Davacı vekili, dava dilekçesinde davalıya yapılan masrafların anaparasına ilişik kesme tarihinden itibaren tahsilini istemiş olup, mahkemece, anapara (27.858.93 TL), anaparanın ilişik kesme tarihine kadar hesaplanan faizi (31.130.22 TL) ile anaparanın dava tarihine kadar işletilen (4.032.29 TL) faizi toplamına (63.021,44 TL) dava tarihinden itibaren faiz işletilerek karar verilmiştir. 6098 sayılı Borçlar Kanununun 121/2 maddesinde (818 sayılı Borçlar Kanununun 104/son maddesi) yer alan mürekkep faize hükmedilemeyeceği düzenlemesi uyarınca asıl alacağa ilişik kesme tarihinden itibaren faize hükmedilmesi gerekirken asıl alacak ve faiz toplamı üzerinden dava tarihinden itibaren faize hükmedilmesi hatalı olup bozmayı gerektiririr.

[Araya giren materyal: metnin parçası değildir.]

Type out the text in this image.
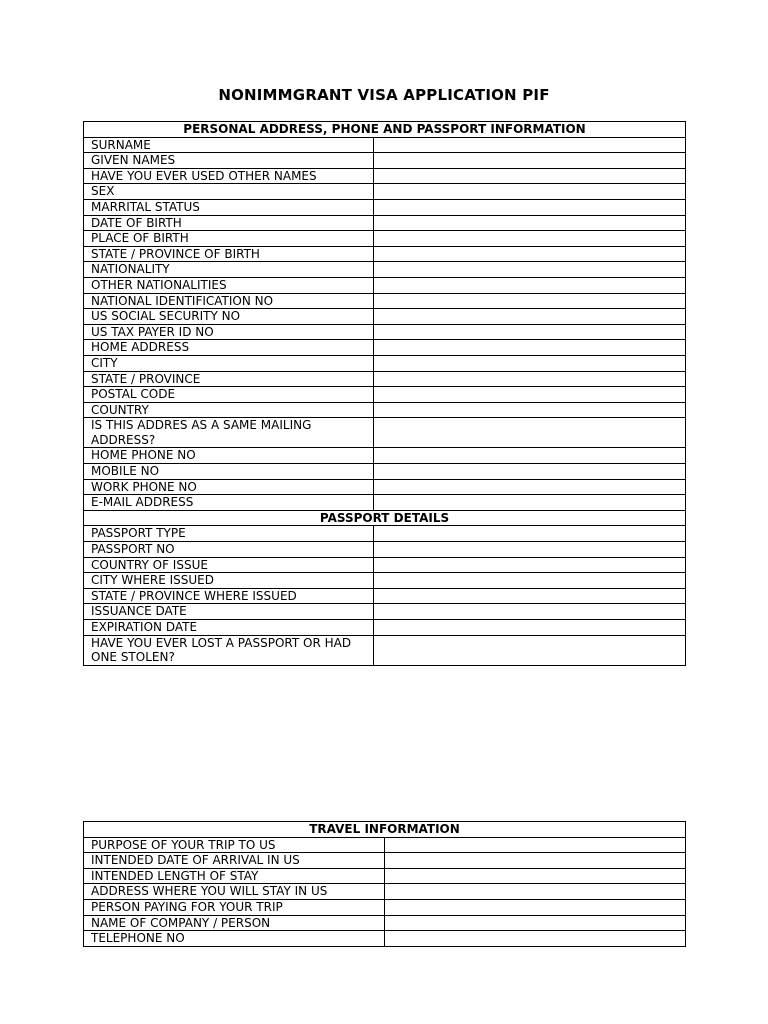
NONIMMGRANT VISA APPLICATION PIF
PERSONAL ADDRESS, PHONE AND PASSPORT INFORMATION	
SURNAME	
GIVEN NAMES	
HAVE YOU EVER USED OTHER NAMES	
SEX	
MARRITAL STATUS	
DATE OF BIRTH	
PLACE OF BIRTH	
STATE / PROVINCE OF BIRTH	
NATIONALITY	
OTHER NATIONALITIES	
NATIONAL IDENTIFICATION NO	
US SOCIAL SECURITY NO	
US TAX PAYER ID NO	
HOME ADDRESS	
CITY	
STATE / PROVINCE	
POSTAL CODE	
COUNTRY	
IS THIS ADDRES AS A SAME MAILING ADDRESS?	
HOME PHONE NO	
MOBILE NO	
WORK PHONE NO	
E-MAIL ADDRESS	
PASSPORT DETAILS	
PASSPORT TYPE	
PASSPORT NO	
COUNTRY OF ISSUE	
CITY WHERE ISSUED	
STATE / PROVINCE WHERE ISSUED	
ISSUANCE DATE	
EXPIRATION DATE	
HAVE YOU EVER LOST A PASSPORT OR HAD ONE STOLEN?	
TRAVEL INFORMATION	
PURPOSE OF YOUR TRIP TO US	
INTENDED DATE OF ARRIVAL IN US	
INTENDED LENGTH OF STAY	
ADDRESS WHERE YOU WILL STAY IN US	
PERSON PAYING FOR YOUR TRIP	
NAME OF COMPANY / PERSON	
TELEPHONE NO	
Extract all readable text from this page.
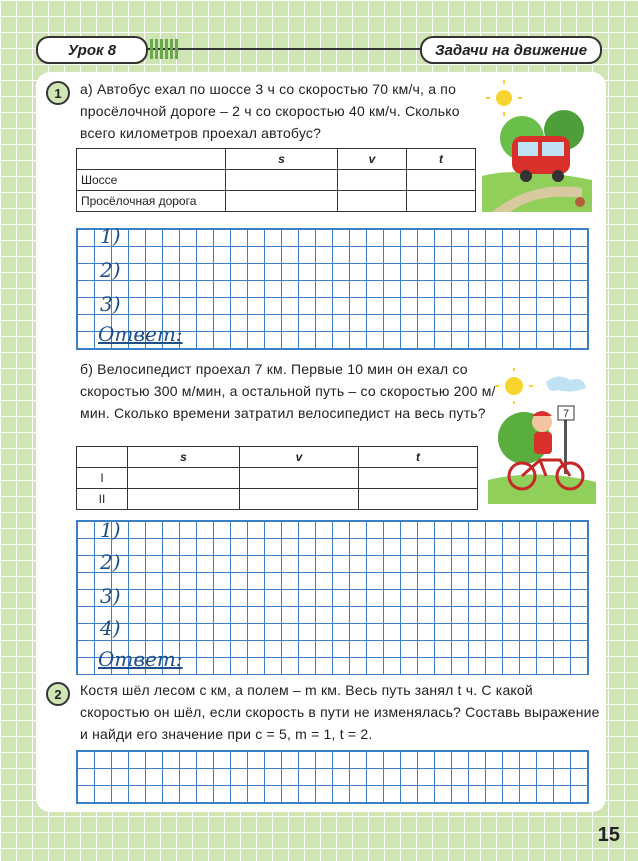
Урок 8	Задачи на движение
1	а) Автобус ехал по шоссе 3 ч со скоростью 70 км/ч, а по просёлочной дороге – 2 ч со скоростью 40 км/ч. Сколько всего километров проехал автобус?
	s	v	t
Шоссе			
Просёлочная дорога			
1)
2)
3)
Ответ:
б) Велосипедист проехал 7 км. Первые 10 мин он ехал со скоростью 300 м/мин, а остальной путь – со скоростью 200 м/мин. Сколько времени затратил велосипедист на весь путь?	7
	s	v	t
I			
II			
1)
2)
3)
4)
Ответ:
2	Костя шёл лесом c км, а полем – m км. Весь путь занял t ч. С какой скоростью он шёл, если скорость в пути не изменялась? Составь выражение и найди его значение при c = 5, m = 1, t = 2.
15
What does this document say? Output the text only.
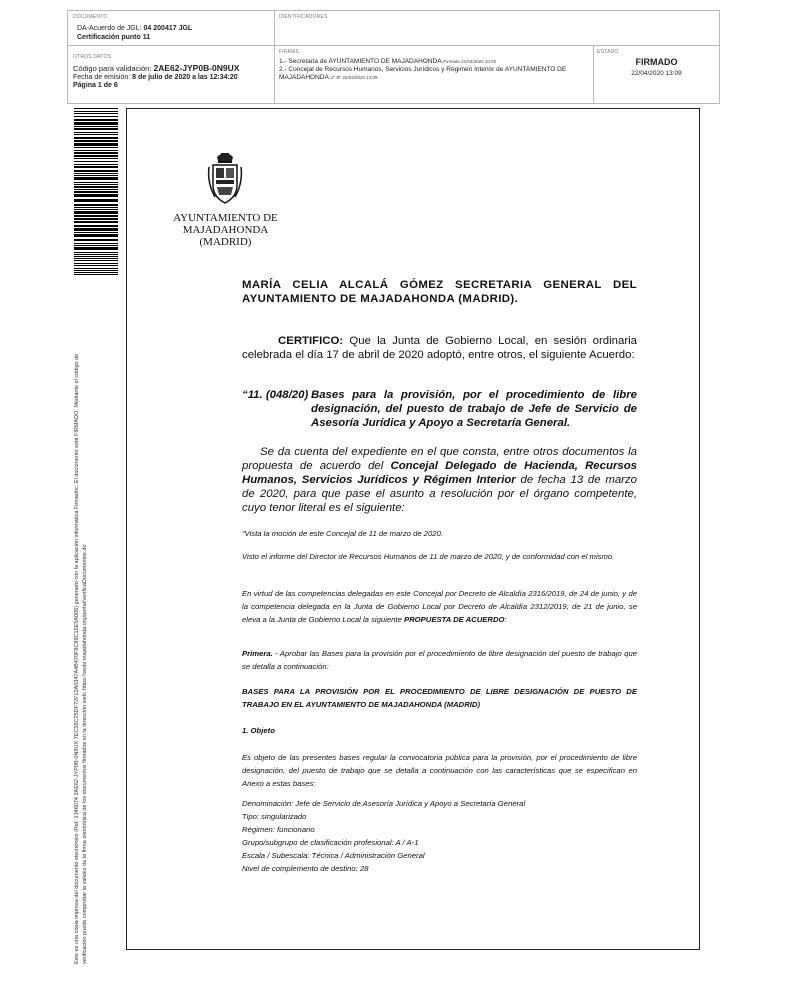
DOCUMENTO
DA-Acuerdo de JGL: 04 200417 JGL
Certificación punto 11
IDENTIFICADORES
OTROS DATOS
Código para validación: 2AE62-JYP0B-0N9UX
Fecha de emisión: 8 de julio de 2020 a las 12:34:20
Página 1 de 6
FIRMAS
1.- Secretaria de AYUNTAMIENTO DE MAJADAHONDA.Firmado 21/04/2020 10:32
2.- Concejal de Recursos Humanos, Servicios Jurídicos y Régimen Interior de AYUNTAMIENTO DE
MAJADAHONDA.Vº Bº 22/04/2020 13:09
ESTADO
FIRMADO
22/04/2020 13:09
Este es una copia impresa del documento electrónico (Ref: 1346074 2AE62-JYP0B-0N9UX 7EC56C25DF72F12A0347A4B470F8C99C15E5A006) generado con la aplicación informática Firmadoc. El documento está FIRMADO. Mediante el código de verificación puede comprobar la validez de la firma electrónica de los documentos firmados en la dirección web: https://sede.majadahonda.org/portal/verificaDocumentos.do
AYUNTAMIENTO DE
MAJADAHONDA
(MADRID)
MARÍA CELIA ALCALÁ GÓMEZ SECRETARIA GENERAL DEL AYUNTAMIENTO DE MAJADAHONDA (MADRID).
CERTIFICO: Que la Junta de Gobierno Local, en sesión ordinaria celebrada el día 17 de abril de 2020 adoptó, entre otros, el siguiente Acuerdo:
“11. (048/20) Bases para la provisión, por el procedimiento de libre designación, del puesto de trabajo de Jefe de Servicio de Asesoría Jurídica y Apoyo a Secretaría General.
Se da cuenta del expediente en el que consta, entre otros documentos la propuesta de acuerdo del Concejal Delegado de Hacienda, Recursos Humanos, Servicios Jurídicos y Régimen Interior de fecha 13 de marzo de 2020, para que pase el asunto a resolución por el órgano competente, cuyo tenor literal es el siguiente:
“Vista la moción de este Concejal de 11 de marzo de 2020.
Visto el informe del Director de Recursos Humanos de 11 de marzo de 2020, y de conformidad con el mismo.
En virtud de las competencias delegadas en este Concejal por Decreto de Alcaldía 2316/2019, de 24 de junio, y de la competencia delegada en la Junta de Gobierno Local por Decreto de Alcaldía 2312/2019, de 21 de junio, se eleva a la Junta de Gobierno Local la siguiente PROPUESTA DE ACUERDO:
Primera. - Aprobar las Bases para la provisión por el procedimiento de libre designación del puesto de trabajo que se detalla a continuación:
BASES PARA LA PROVISIÓN POR EL PROCEDIMIENTO DE LIBRE DESIGNACIÓN DE PUESTO DE TRABAJO EN EL AYUNTAMIENTO DE MAJADAHONDA (MADRID)
1. Objeto
Es objeto de las presentes bases regular la convocatoria pública para la provisión, por el procedimiento de libre designación, del puesto de trabajo que se detalla a continuación con las características que se especifican en Anexo a estas bases:
Denominación: Jefe de Servicio de Asesoría Jurídica y Apoyo a Secretaría General
Tipo: singularizado
Régimen: funcionario
Grupo/subgrupo de clasificación profesional: A / A-1
Escala / Subescala: Técnica / Administración General
Nivel de complemento de destino: 28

3-Mahkemece bozmaya uyularak karar verilmesine rağmen, bozma ilamının üçüncü bendinde belirtilen taraflar yararına hükmedilecek vekalet ücreti ile yargılama giderlerinin dava tarihindeki haklılık miktarlarına göre belirlenmesi gerekirken kabul edilen miktarlar üzerinden vekalet ücretine karar verildiği anlaşılmıştr.

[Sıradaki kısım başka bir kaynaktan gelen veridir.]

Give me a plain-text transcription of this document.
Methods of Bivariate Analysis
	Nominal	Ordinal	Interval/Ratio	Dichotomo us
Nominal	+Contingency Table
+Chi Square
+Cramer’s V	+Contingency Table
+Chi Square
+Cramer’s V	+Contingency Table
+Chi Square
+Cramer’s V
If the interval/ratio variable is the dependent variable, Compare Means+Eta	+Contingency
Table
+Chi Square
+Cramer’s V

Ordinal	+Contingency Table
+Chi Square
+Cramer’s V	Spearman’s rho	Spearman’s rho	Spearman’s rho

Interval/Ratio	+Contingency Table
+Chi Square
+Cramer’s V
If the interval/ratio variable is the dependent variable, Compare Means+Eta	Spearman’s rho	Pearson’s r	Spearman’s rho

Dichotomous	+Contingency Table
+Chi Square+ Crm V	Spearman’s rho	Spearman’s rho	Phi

Bu durumda, mahkemece Yargıtay 18. Hukuk Dairesinin 17.11.2014 tarih ve 2014/6189 Esas,2014/16209 Karar sayılı bozma ilamının üçüncü bendinde belirtilen 6318 sayılı Yasa ve Askerî Okullara Alınan Öğrenciler ile Silahlı Kuvvetler Hesabına Fakülte ve Yüksek Okullarda Okuyan Öğrenciler İçin Yüklenme Senedi Düzenlenmesine ve Bu Okullardan Çeşitli Sebeplerle Ayrılacak Öğrencilere veya Kefillerine Ödettirilecek Tazminata Dair Yönetmelik’in 09.11.2013 tarihli değişikliği yürürlüğe girmemiş olsaydı davaya konu alacağın ret ve kabul edilecek miktarları bilirkişiye hesap ettirilip bu miktarlar üzerinden, davada kendisini vekille temsil ettiren taraflar yararına vekalet ücretine ve yargılama giderlerine hükmedilmesi gerektiğinin düşünülmemesi hatalı olup bozmayı gerektirir.

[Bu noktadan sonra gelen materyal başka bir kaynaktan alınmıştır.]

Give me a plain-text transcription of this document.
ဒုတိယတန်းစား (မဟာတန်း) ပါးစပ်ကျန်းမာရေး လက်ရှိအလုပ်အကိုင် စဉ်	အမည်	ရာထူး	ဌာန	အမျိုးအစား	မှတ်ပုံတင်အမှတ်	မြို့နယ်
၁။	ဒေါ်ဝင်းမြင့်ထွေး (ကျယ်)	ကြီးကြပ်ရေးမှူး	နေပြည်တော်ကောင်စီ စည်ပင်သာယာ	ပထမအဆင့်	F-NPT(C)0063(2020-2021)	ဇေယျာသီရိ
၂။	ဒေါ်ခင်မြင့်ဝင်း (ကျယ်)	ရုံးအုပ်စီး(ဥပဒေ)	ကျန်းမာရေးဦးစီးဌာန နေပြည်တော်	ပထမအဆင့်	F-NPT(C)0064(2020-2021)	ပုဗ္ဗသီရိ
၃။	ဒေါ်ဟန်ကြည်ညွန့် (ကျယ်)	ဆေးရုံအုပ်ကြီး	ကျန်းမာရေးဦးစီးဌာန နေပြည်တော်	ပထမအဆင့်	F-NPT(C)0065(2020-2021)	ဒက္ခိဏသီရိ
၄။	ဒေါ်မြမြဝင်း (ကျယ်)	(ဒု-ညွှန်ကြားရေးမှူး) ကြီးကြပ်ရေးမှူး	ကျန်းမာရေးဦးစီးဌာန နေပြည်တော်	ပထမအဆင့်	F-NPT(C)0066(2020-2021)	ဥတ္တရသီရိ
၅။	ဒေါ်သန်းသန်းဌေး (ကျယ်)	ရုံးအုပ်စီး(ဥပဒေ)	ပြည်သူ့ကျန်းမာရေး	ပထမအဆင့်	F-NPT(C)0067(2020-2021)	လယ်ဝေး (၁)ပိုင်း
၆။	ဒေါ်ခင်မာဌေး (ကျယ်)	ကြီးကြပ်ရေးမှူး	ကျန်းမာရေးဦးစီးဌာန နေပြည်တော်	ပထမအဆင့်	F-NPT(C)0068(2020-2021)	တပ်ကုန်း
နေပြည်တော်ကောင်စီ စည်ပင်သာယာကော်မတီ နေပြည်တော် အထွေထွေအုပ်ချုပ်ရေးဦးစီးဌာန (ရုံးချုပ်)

SONUÇ: Yukarıda (1) numaralı bentte açıklanan nedenlerle davacının sair temyiz itirazlarının reddine, (2) numaralı bentte açıklanan nedenlerle hükmün davalı yararına BOZULMASINA, (3) numaralı bentte açıklanan nedenlerle hükmün davacıya yararına BOZULMASINA, peşin alınan temyiz harcın istek halinde temyiz edenlere iadesine, 6100 sayılı HMK’nin geçici madde 3 atfıyla 1086 sayılı HUMK’nin 440.maddesi gereğince kararın tebliğinden itibaren 15 günlük süre içerisinde karar düzeltme yolu açık olmak üzere, 16/12/2021 gününde oy birliğiyle karar verildi.